Freddy Krueger: Robert Englund goes into full-blown camp territory here, hamming and cheesing his way from movie references all the way to pop culture gags to, I shit you not, a joke about Nintendo’s infamous Power Glove. Freddy’s played for laughs more than horror in this installment, but he still manages to get a few choice bits of true devilry out of the movie as well.



With a bunch of odd cameos, like Tom & Rosanne Arnold (as Springwood parents driven over the edge) Johnny Depp (in the above dream sequence), and Alice Cooper as Freddy’s abusive dad (in a flashback).

Visuals/Effects
Directed by Rachel Talalay, the movie doesn’t lack for spectacle. Digital effects were starting to be more prominent so those get used quite a bit. The dream-within-a-dream-within-a-dream concept gets used for some nice surprises and as always, Freddy’s dream attacks are a true visual highlight. Pacing is another strength of the movie; despite a lot happening, the flick really does breeze by hitting all the classic Elm Street beats. Some of the effects for the video game based attack on Spencer though are very obviously not game graphics, which I can understand, because in 1991 most graphics were only 8-bit anyway. Still, they go through all the trouble of blue screening Breckin Meyer onto what is essentially a cartoon and they don’t even pixilate it. Bit of a shame that.

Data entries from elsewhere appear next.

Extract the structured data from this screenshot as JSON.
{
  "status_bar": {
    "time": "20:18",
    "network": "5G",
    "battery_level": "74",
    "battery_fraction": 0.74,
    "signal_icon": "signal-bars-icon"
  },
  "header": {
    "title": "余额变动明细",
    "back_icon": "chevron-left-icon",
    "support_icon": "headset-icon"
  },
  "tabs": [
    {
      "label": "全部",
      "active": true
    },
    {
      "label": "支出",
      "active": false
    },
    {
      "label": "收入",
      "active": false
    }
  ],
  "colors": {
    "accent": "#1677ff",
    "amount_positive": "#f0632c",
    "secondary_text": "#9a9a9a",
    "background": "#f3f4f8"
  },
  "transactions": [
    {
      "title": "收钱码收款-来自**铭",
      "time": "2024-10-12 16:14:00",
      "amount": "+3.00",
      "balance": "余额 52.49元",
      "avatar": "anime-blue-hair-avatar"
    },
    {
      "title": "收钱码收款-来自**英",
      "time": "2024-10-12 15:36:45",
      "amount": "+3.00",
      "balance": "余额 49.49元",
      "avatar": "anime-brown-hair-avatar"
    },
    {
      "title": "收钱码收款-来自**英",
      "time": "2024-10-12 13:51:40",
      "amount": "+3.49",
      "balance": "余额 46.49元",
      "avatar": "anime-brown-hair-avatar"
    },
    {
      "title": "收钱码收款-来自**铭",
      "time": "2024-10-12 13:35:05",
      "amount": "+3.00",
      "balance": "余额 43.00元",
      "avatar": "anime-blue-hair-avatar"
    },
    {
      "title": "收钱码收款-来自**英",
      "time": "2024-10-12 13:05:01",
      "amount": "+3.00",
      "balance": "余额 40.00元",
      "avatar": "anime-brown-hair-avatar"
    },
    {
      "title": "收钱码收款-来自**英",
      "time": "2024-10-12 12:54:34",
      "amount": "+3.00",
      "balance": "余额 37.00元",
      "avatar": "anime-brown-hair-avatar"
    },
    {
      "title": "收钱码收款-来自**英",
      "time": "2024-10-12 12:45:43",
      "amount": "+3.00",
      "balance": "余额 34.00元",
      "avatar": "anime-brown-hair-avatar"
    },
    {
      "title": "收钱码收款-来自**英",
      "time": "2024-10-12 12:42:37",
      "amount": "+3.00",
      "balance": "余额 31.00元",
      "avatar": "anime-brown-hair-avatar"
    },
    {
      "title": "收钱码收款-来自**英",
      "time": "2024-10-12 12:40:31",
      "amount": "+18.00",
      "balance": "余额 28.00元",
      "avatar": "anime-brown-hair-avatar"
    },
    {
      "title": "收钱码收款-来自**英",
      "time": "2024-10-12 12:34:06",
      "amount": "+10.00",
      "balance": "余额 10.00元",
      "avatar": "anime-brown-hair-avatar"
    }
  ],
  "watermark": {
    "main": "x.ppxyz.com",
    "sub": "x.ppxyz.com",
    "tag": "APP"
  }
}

It should also be mentioned that the movie also features a climax IN 3-D!!! You can tell that’s the part where the 3-D glasses should be put on because Maggie puts them on. Yeah. It’s pure cheese, and since the video release wasn’t in 3-D, pretty obviously nothing more than a gimmick. I have no idea if the 3-D was well done or not.

Writing
Characters by Wes Craven, Story by Rachel Talalay, Screenplay by Michael De Luca. Aside from a few “wha-huh?” elements like telegraphing the “twist” insanely early in the movie (and reducing its impact), the script seems to be self-aware that this is an incredibly cheesy horror-comedy and capitalizes on it. After the last two movies, that’s a refreshing thing.

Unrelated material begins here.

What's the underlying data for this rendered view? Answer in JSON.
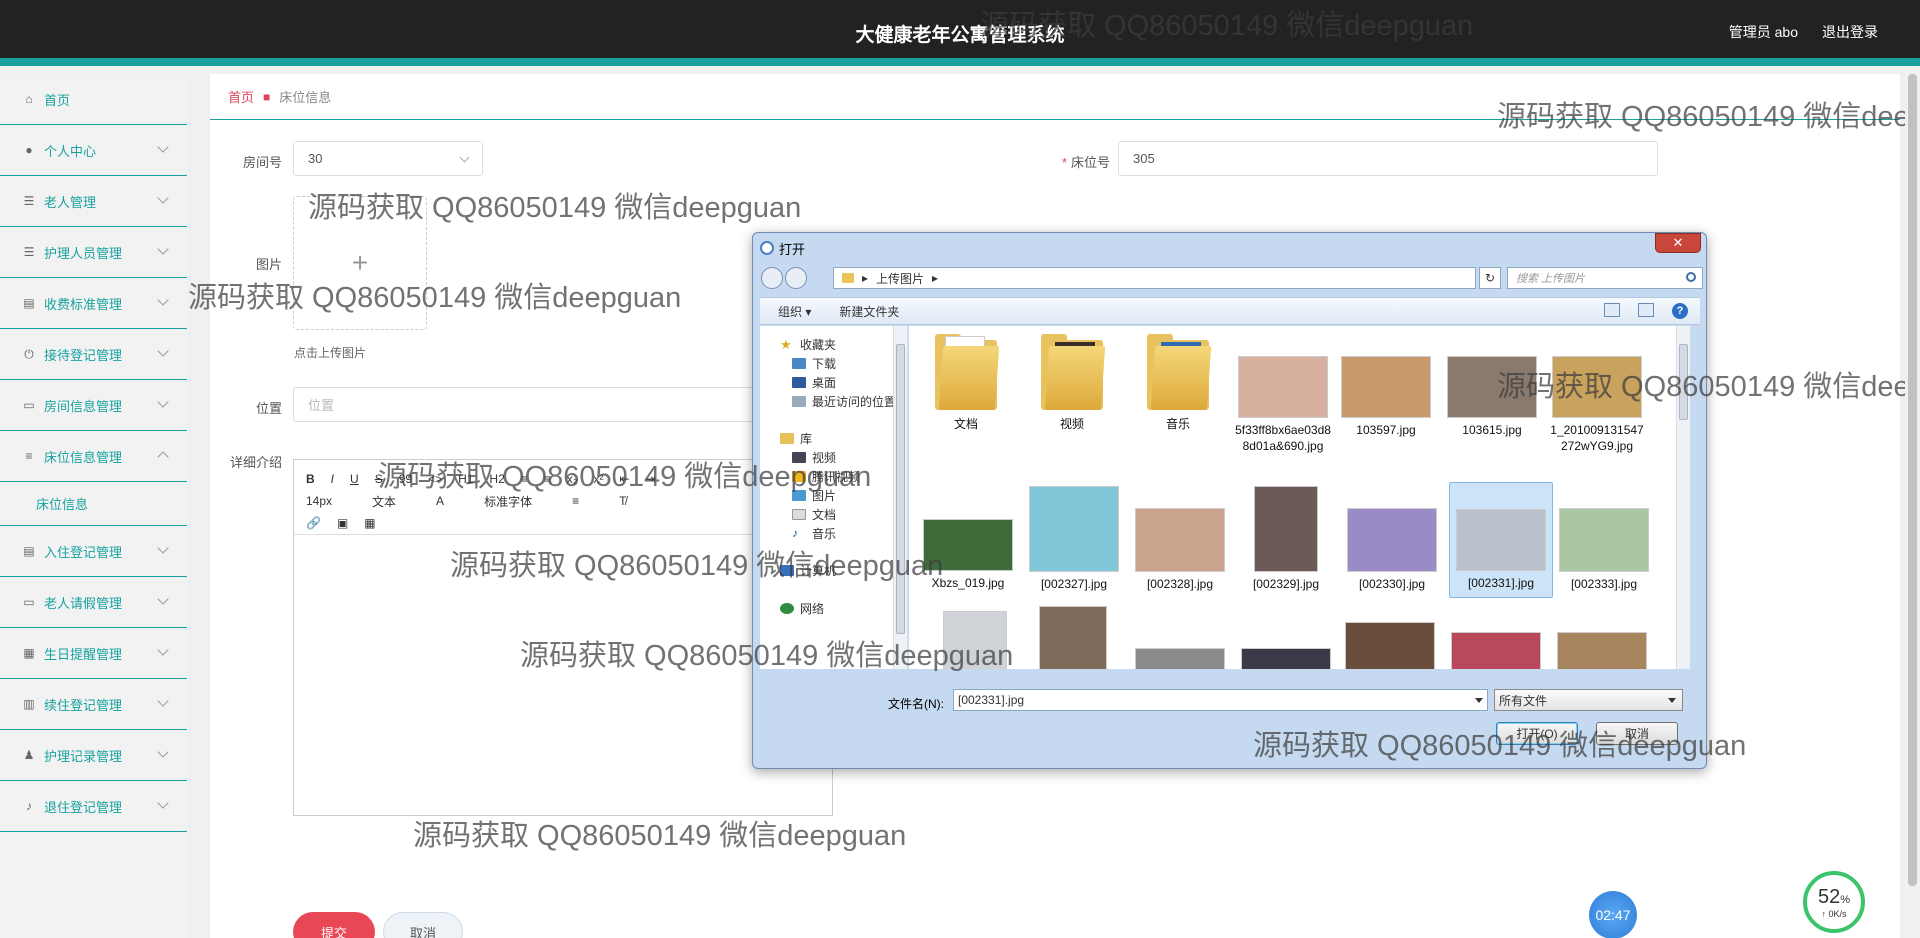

The flick also adds a bunch of backstory flashbacks to Freddy’s origin, showing him as a messed up kid who murdered small animals and Alice Cooper, and I don’t think any of that stuff was necessary at all to bring any kind of “deeper understanding” of Freddy Krueger’s character. Freddy works because he’s a bogeyman, and bogeymen tend to be simply motivated, which, amusingly, is what the flashbacks show. Freddy is a devilish figure because he was always a devilish figure, even before undeath.

Sound
Original music by Brian May (not the guy from Queen). More of an orchestral feel to things this time while still retaining the synthesized elements of the series. There’s also Iron Butterfly, Iggy Pop and…the Goo Goo Dolls? Wow. Did not expect them.

Conclusion
You know what? I really liked Freddy’s Dead: The Final Nightmare. It’s not as creepy as the original Nightmare on Elm Street and not as thoughtful and polished as Dream Warriors, but it IS a lot of fun. In a lot of ways, it’s a mirror of Dream Warriors. A new entrant to a group of troubled teens is mentored by a sympathetic adult with a past history with Freddy. And much like Dream Warriors was a culmination of the first 3 movies’ heady concepts and extended metaphors, Final Nightmare is a distillation of the latter 3 movies in the series, with the ridiculously over-the-top violence and evil jokester persona of Freddy (lame jokes and all). Dream Warriors made me go “that’s really interesting.” Final Nightmare made me laugh my ass off with childish enjoyment. It’s the funniest in the series, and really shows the flexibility of the Freddy character and I think that’s part of what makes him an iconic film monster; the ability to be serious and clownish at the same time and provide a knowing wink to the audience that there is something inherently weird and goofy about all this bizarre dream imagery.

So yeah. I liked it and recommend Final Nightmare as a cheesy horror-comedy. Haters gonna hate. But this movie was anything but genuinely “final.”